Poly (N-isopropylacrylamide) microgel-based assemblies for organic dye removal from water.

Poly(N-isopropylacrylamide)-co-acrylic acid (pNIPAm-co-AAc) microgel assemblies (aggregates) were synthesized via polymerization of the cross-linker N,N'-methylenebisacrylamide (BIS) in the presence of microgels in solution. In this case, the microgels were entrapped in the polymerized cross-linker network. The aggregates were investigated for their ability to remove the organic, azo dye molecule 4-(2-hydroxy-1-napthylazo) benzenesulfonic acid sodium salt (Orange II) from water at both room and elevated temperatures. These results were compared with unaggregated microgels that were previously reported (Parasuraman, D.; Serpe, M. J. ACS. Appl. Mater. Interfaces 2011, 3, 2732.). It was found that the removal efficiency increased at elevated temperature, most likely due to the thermoresponsive nature of the pNIPAm-based aggregates, which expel water of solvation and deswell at higher temperature and reswell when they are cooled back to room temperature. Furthermore, increasing the number of cycles the aggregates are heated and cooled enhanced the percent removal of the dye from water.

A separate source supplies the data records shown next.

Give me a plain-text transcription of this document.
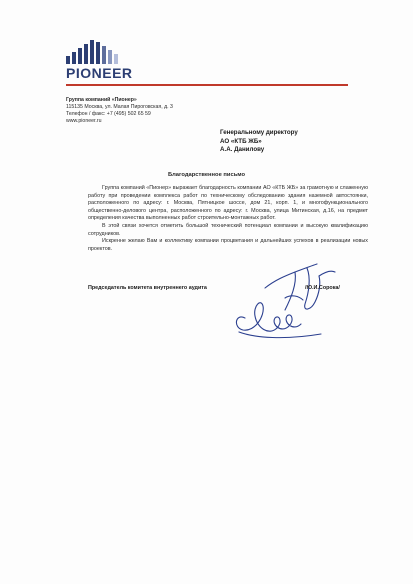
PIONEER
Группа компаний «Пионер»
115135 Москва, ул. Малая Пироговская, д. 3
Телефон / факс: +7 (495) 502 65 59
www.pioneer.ru
Генеральному директору
АО «КТБ ЖБ»
А.А. Данилову
Благодарственное письмо

Группа компаний «Пионер» выражает благодарность компании АО «КТБ ЖБ» за грамотную и слаженную работу при проведении комплекса работ по техническому обследованию здания наземной автостоянки, расположенного по адресу: г. Москва, Пятницкое шоссе, дом 21, корп. 1, и многофункционального общественно-делового центра, расположенного по адресу: г. Москва, улица Митинская, д.16, на предмет определения качества выполненных работ строительно-монтажных работ.

В этой связи хочется отметить большой технический потенциал компании и высокую квалификацию сотрудников.

Искренне желаю Вам и коллективу компании процветания и дальнейших успехов в реализации новых проектов.

Председатель комитета внутреннего аудита	/Ю.И.Сорока/
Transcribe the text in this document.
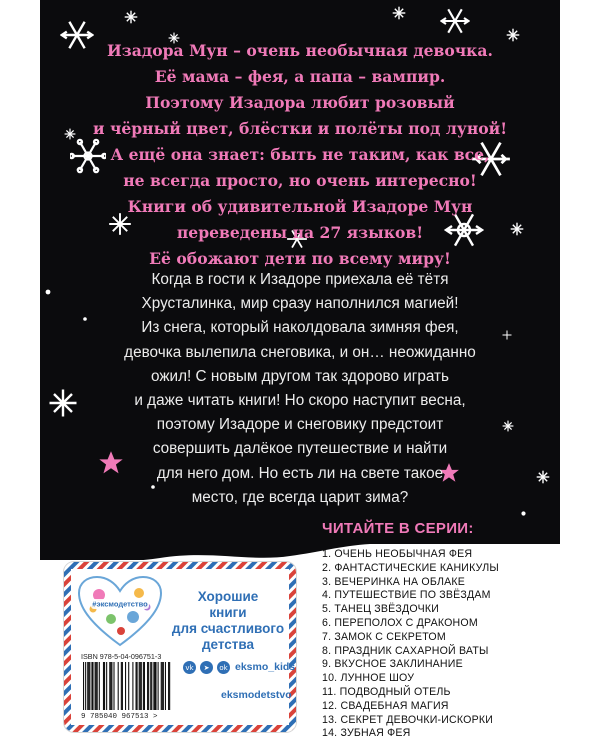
Изадора Мун – очень необычная девочка.
Её мама – фея, а папа – вампир.
Поэтому Изадора любит розовый
и чёрный цвет, блёстки и полёты под луной!
А ещё она знает: быть не таким, как все,
не всегда просто, но очень интересно!
Книги об удивительной Изадоре Мун
переведены на 27 языков!
Её обожают дети по всему миру!
Когда в гости к Изадоре приехала её тётя
Хрусталинка, мир сразу наполнился магией!
Из снега, который наколдовала зимняя фея,
девочка вылепила снеговика, и он… неожиданно
ожил! С новым другом так здорово играть
и даже читать книги! Но скоро наступит весна,
поэтому Изадоре и снеговику предстоит
совершить далёкое путешествие и найти
для него дом. Но есть ли на свете такое
место, где всегда царит зима?
ЧИТАЙТЕ В СЕРИИ:
1. ОЧЕНЬ НЕОБЫЧНАЯ ФЕЯ
2. ФАНТАСТИЧЕСКИЕ КАНИКУЛЫ
3. ВЕЧЕРИНКА НА ОБЛАКЕ
4. ПУТЕШЕСТВИЕ ПО ЗВЁЗДАМ
5. ТАНЕЦ ЗВЁЗДОЧКИ
6. ПЕРЕПОЛОХ С ДРАКОНОМ
7. ЗАМОК С СЕКРЕТОМ
8. ПРАЗДНИК САХАРНОЙ ВАТЫ
9. ВКУСНОЕ ЗАКЛИНАНИЕ
10. ЛУННОЕ ШОУ
11. ПОДВОДНЫЙ ОТЕЛЬ
12. СВАДЕБНАЯ МАГИЯ
13. СЕКРЕТ ДЕВОЧКИ-ИСКОРКИ
14. ЗУБНАЯ ФЕЯ
#эксмодетство	Хорошие
книги
для счастливого
детства
ISBN 978-5-04-096751-3
9 785040 967513 >
vk	➤	ok eksmo_kids
eksmodetstvo
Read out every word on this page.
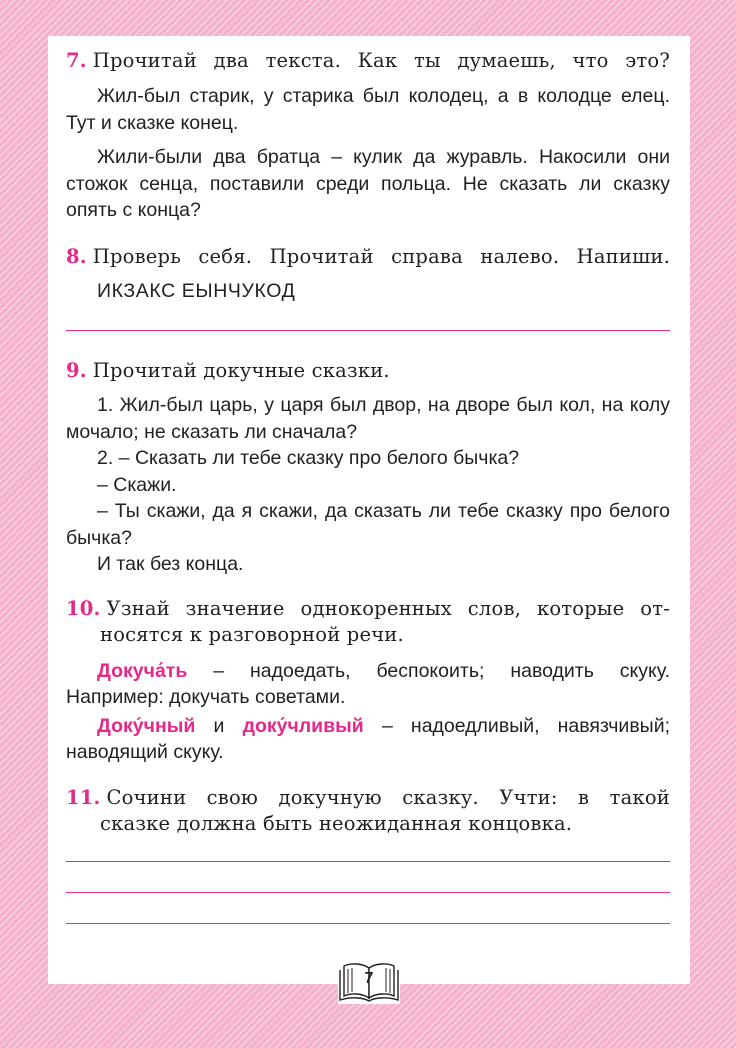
7. Прочитай два текста. Как ты думаешь, что это?

Жил-был старик, у старика был колодец, а в колодце елец. Тут и сказке конец.

Жили-были два братца – кулик да журавль. Накосили они стожок сенца, поставили среди польца. Не сказать ли сказку опять с конца?

8. Проверь себя. Прочитай справа налево. Напиши.

ИКЗАКС ЕЫНЧУКОД

9. Прочитай докучные сказки.

1. Жил-был царь, у царя был двор, на дворе был кол, на колу мочало; не сказать ли сначала?

2. – Сказать ли тебе сказку про белого бычка?

– Скажи.

– Ты скажи, да я скажи, да сказать ли тебе сказку про белого бычка?

И так без конца.

10. Узнай значение однокоренных слов, которые от-
носятся к разговорной речи.

Докуча́ть – надоедать, беспокоить; наводить скуку. Например: докучать советами.

Доку́чный и доку́чливый – надоедливый, навязчивый; наводящий скуку.

11. Сочини свою докучную сказку. Учти: в такой
сказке должна быть неожиданная концовка.
7
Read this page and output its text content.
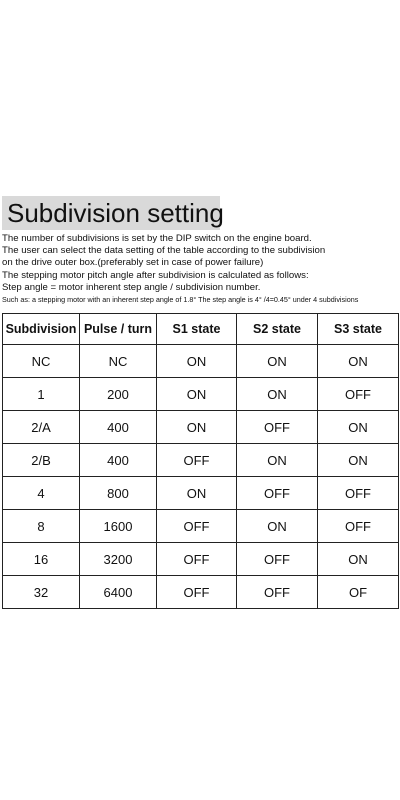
Subdivision setting
The number of subdivisions is set by the DIP switch on the engine board.
The user can select the data setting of the table according to the subdivision
on the drive outer box.(preferably set in case of power failure)
The stepping motor pitch angle after subdivision is calculated as follows:
Step angle = motor inherent step angle / subdivision number.
Such as: a stepping motor with an inherent step angle of 1.8° The step angle is 4° /4=0.45° under 4 subdivisions
Subdivision	Pulse / turn	S1 state	S2 state	S3 state
NC	NC	ON	ON	ON
1	200	ON	ON	OFF
2/A	400	ON	OFF	ON
2/B	400	OFF	ON	ON
4	800	ON	OFF	OFF
8	1600	OFF	ON	OFF
16	3200	OFF	OFF	ON
32	6400	OFF	OFF	OF
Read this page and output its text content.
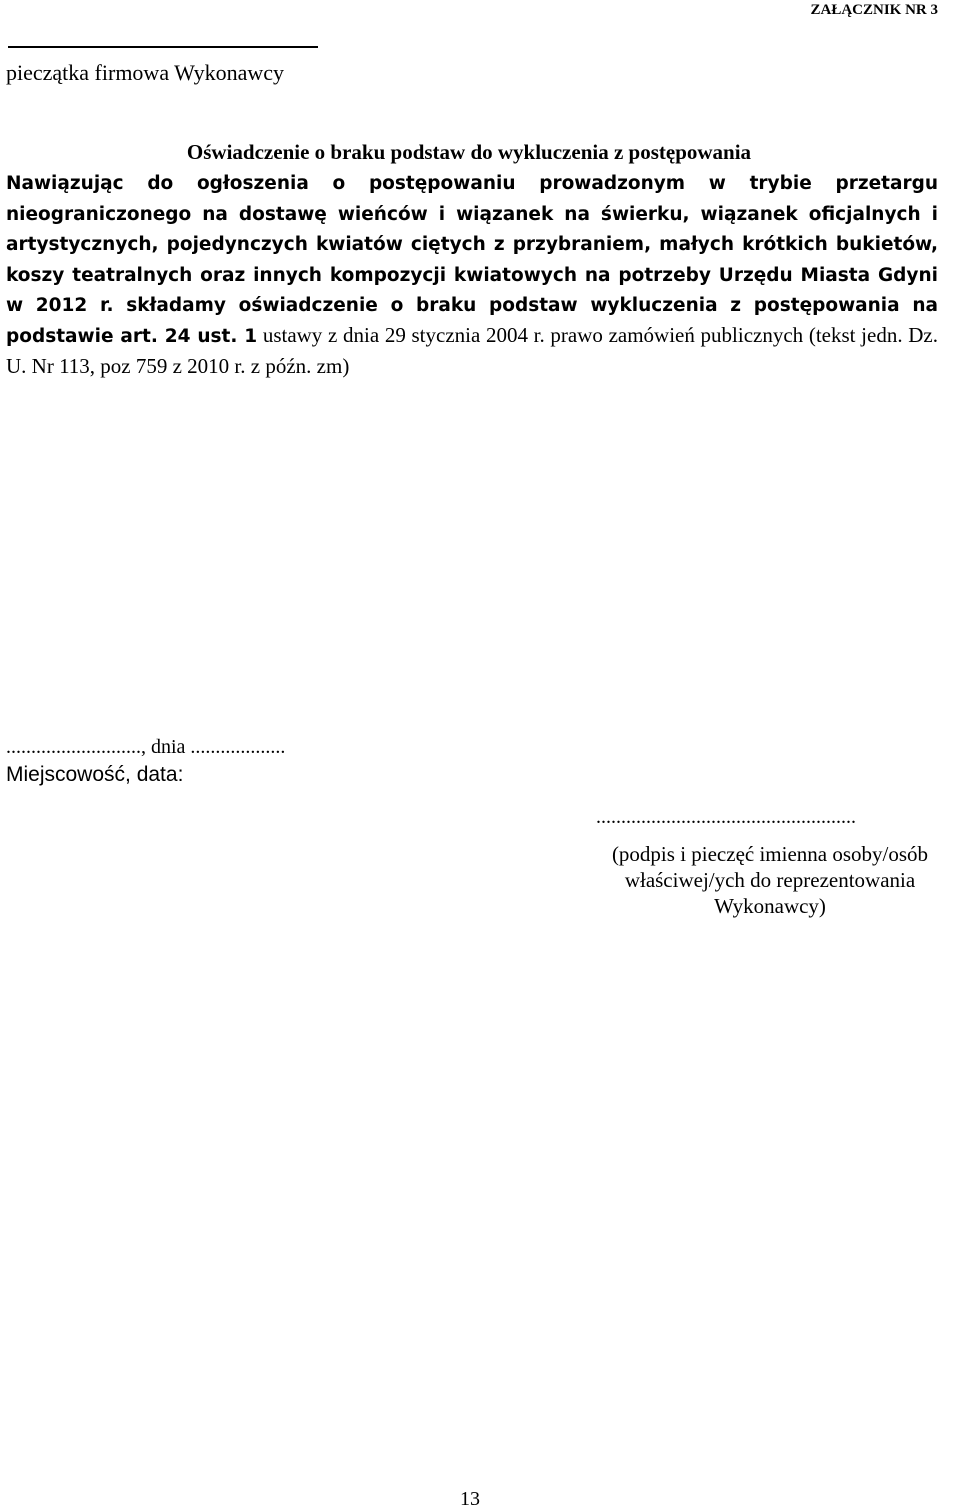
ZAŁĄCZNIK NR 3
pieczątka firmowa Wykonawcy
Oświadczenie o braku podstaw do wykluczenia z postępowania

Nawiązując do ogłoszenia o postępowaniu prowadzonym w trybie przetargu nieograniczonego na dostawę wieńców i wiązanek na świerku, wiązanek oficjalnych i artystycznych, pojedynczych kwiatów ciętych z przybraniem, małych krótkich bukietów, koszy teatralnych oraz innych kompozycji kwiatowych na potrzeby Urzędu Miasta Gdyni w 2012 r. składamy oświadczenie o braku podstaw wykluczenia z postępowania na podstawie art. 24 ust. 1 ustawy z dnia 29 stycznia 2004 r. prawo zamówień publicznych (tekst jedn. Dz. U. Nr 113, poz 759 z 2010 r. z późn. zm)

..........................., dnia ...................
Miejscowość, data:
....................................................
(podpis i pieczęć imienna osoby/osób właściwej/ych do reprezentowania Wykonawcy)
13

We also evaluated the effect of increasing cross-linker concentration on the removal efficiency, where we found the removal efficiency to increase with increasing cross-linker concentration in the aggregates. The maximum removal efficiency reached by the microgel aggregates at elevated temperatures was calculated to be 73.1%. This enhanced uptake is due to the presence of larger internal volume between the microgels in the aggregates, which the individual microgels lack. Control studies reveal that the structure and hydrophobicity of the aggregates lead to the enhanced uptake efficiencies and is not due to the presence of BIS alone. We determined that aggregates leak 75.6% of the dye that was originally removed from solution. The removal of Orange II by the aggregates at room temperature was fit by a Langmuir sorption isotherm.